Kim Van claims that it submitted additional information on its intended use of a subcontractor to our Office on June 28, as soon as it became aware that a licensed transportation subcontractor might be an issue in the protest, but that our Office declined to accept this information because it was submitted after Kim Van already had filed its comments on the agency report. The protester argues that our Office should have accepted Kim Van's additional information, submitted on June 28, since the agency was allowed to submit additional information on May 30 and June 15 after Kim Van filed its comments on the agency report.

After the protester has filed comments on the agency report, our Office will only consider additional information that we deem necessary to clarify issues or otherwise assure fair resolution of the protest. C.F.R. Sec. 21.3(l). After Kim Van submitted its comments on April 25, we asked the agency specific questions about information presented by Kim Van on two occasions, to which the agency responded in letters dated May 30 and June 15. Kim Van, in turn, specifically responded to the agency's additional submissions in letters to our Office dated May 31 and June 18, the latter of which we considered to close the record. Kim Van, however, subsequently attempted to submit additional, unsolicited information to our Office on June 28, which we declined to accept because both parties had already been given a full opportunity to submit their arguments on all issues. Therefore, our refusal to consider additional information Kim Van attempted to furnish on June 28 is not a basis upon which we will reconsider our decision.

Moreover, Kim Van's argument that it submitted information on its transportation arrangements as soon as it learned that a transportation license could be an issue is specious. In its supplemental letter of May 30, the Army advised that "the COC Review Committee considered Kim's failure to have a New Jersey transporting or disposal license to be a negative factor which would preclude the issuance of a COC." Although Kim Van thus in fact was on notice that a transportation license was in issue, it did not advise us of its alleged subcontract arrangement in its response of May 31, its further filing of June 11, or its June 18 response to a further Army submission.

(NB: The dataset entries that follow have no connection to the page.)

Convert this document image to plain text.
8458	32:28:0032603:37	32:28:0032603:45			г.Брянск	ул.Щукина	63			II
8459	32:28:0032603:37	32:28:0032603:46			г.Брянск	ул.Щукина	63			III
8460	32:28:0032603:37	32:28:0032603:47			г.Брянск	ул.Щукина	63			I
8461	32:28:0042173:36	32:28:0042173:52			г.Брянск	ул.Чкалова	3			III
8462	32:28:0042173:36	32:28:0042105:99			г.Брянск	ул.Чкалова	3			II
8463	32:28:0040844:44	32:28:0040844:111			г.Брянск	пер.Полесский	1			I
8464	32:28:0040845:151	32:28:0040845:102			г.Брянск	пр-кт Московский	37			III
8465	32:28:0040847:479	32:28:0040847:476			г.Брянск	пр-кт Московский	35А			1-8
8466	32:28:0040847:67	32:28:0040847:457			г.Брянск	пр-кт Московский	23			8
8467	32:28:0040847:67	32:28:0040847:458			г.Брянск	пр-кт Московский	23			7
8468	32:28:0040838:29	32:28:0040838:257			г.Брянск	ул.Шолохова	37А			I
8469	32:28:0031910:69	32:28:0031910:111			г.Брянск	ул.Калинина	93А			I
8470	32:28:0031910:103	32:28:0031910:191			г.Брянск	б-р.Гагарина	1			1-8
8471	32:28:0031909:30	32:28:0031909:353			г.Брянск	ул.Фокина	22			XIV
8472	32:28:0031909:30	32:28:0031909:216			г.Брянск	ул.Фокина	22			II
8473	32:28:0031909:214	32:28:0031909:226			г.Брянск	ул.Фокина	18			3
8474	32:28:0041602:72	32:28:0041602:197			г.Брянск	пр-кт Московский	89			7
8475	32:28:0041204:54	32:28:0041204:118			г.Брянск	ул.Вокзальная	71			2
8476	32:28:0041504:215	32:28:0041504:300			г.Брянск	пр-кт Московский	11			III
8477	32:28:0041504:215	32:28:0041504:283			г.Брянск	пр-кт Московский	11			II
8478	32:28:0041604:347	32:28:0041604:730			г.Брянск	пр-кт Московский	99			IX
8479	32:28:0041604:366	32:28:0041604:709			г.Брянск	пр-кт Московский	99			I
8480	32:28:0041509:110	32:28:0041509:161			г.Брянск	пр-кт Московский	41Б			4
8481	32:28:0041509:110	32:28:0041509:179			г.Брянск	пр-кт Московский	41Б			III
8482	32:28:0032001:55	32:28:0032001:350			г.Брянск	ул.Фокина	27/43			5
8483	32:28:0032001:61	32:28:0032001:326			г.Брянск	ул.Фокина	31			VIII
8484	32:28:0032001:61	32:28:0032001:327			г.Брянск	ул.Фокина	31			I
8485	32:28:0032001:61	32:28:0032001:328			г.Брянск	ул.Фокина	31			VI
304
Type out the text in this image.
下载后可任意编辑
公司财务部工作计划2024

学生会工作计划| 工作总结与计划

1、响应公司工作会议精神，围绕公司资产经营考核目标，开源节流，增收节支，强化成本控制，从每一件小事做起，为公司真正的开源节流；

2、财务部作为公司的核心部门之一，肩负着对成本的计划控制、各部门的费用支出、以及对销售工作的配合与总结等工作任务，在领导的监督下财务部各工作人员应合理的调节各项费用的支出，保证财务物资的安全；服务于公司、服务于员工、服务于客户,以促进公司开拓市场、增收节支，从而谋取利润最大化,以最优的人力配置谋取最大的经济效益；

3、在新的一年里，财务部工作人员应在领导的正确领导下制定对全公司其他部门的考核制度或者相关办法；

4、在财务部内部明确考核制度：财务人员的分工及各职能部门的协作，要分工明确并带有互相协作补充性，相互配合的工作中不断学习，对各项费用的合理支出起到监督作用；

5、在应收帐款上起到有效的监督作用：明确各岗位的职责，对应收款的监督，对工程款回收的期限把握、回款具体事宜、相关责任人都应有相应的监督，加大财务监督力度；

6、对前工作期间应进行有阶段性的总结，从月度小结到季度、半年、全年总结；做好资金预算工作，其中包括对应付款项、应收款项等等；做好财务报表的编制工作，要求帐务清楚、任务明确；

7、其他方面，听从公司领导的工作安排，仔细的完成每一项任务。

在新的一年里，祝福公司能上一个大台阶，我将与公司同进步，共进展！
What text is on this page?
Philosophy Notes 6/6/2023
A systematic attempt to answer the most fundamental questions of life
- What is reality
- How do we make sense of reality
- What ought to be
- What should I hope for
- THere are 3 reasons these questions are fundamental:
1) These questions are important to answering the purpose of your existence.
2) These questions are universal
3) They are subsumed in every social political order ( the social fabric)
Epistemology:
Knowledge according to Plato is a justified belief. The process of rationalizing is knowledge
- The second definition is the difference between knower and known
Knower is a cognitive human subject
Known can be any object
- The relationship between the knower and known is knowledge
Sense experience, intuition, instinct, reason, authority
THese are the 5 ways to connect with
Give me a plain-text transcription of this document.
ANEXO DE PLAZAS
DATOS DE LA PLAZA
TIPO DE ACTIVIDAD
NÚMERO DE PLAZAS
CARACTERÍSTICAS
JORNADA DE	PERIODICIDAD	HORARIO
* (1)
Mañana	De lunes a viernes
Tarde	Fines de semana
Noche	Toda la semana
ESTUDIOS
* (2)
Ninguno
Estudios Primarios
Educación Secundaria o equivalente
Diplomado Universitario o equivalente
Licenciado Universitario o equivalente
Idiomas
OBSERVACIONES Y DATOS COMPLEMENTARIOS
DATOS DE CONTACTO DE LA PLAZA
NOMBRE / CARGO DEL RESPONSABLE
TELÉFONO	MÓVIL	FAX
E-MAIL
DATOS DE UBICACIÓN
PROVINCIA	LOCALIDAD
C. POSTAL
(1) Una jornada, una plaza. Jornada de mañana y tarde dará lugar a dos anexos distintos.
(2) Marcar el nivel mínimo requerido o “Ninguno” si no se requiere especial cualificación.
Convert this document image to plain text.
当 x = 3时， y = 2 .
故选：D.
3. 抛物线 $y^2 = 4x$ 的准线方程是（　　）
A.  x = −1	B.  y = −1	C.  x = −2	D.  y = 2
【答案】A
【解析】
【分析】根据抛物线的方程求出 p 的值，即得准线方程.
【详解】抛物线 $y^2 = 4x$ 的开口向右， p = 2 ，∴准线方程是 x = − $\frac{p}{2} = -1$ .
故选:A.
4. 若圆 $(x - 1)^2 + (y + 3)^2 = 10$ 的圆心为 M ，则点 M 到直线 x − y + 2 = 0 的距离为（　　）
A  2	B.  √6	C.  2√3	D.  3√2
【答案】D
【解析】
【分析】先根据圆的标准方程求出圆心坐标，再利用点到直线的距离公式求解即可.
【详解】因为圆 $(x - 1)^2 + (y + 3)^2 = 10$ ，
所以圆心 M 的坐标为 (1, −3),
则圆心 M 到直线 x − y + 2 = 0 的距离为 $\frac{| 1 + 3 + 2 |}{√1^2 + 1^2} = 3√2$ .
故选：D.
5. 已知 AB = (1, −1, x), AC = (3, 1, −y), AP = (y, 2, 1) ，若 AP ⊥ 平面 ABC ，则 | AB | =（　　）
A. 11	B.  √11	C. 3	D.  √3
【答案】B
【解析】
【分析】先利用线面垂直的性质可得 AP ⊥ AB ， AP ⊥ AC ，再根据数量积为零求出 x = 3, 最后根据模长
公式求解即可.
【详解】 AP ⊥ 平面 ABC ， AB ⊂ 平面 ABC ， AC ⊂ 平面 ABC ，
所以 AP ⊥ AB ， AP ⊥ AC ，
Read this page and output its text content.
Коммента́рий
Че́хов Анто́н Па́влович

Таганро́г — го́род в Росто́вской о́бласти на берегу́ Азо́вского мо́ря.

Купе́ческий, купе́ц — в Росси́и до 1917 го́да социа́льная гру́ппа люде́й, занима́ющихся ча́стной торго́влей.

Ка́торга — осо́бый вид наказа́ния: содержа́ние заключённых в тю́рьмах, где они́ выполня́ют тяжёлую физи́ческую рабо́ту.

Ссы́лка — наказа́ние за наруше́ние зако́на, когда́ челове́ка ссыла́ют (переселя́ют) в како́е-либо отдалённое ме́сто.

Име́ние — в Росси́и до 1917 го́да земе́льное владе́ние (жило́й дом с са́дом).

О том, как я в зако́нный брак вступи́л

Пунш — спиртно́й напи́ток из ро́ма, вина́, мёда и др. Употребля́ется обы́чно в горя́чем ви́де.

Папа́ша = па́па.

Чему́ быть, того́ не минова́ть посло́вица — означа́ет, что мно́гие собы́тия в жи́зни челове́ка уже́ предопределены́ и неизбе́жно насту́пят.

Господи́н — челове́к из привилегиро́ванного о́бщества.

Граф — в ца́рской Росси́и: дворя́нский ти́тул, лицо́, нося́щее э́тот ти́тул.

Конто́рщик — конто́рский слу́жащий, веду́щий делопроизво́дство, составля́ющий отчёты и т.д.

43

Indeed, in its June 18 letter, Kim Van specifically addressed the awardee's subcontract arrangement, stating that "the fact remains that the party in possession of the handling license is a subcontractor and one that could easily have been utilized by Kim Van." This language shows that, contrary to Kim Van's arguments on reconsideration, the firm was fully aware of the issue at least as of the time of its June 18 submission and, further, strongly suggests that it did not have an arrangement in place with a properly licensed subcontractor at that time.

The request for reconsideration is denied.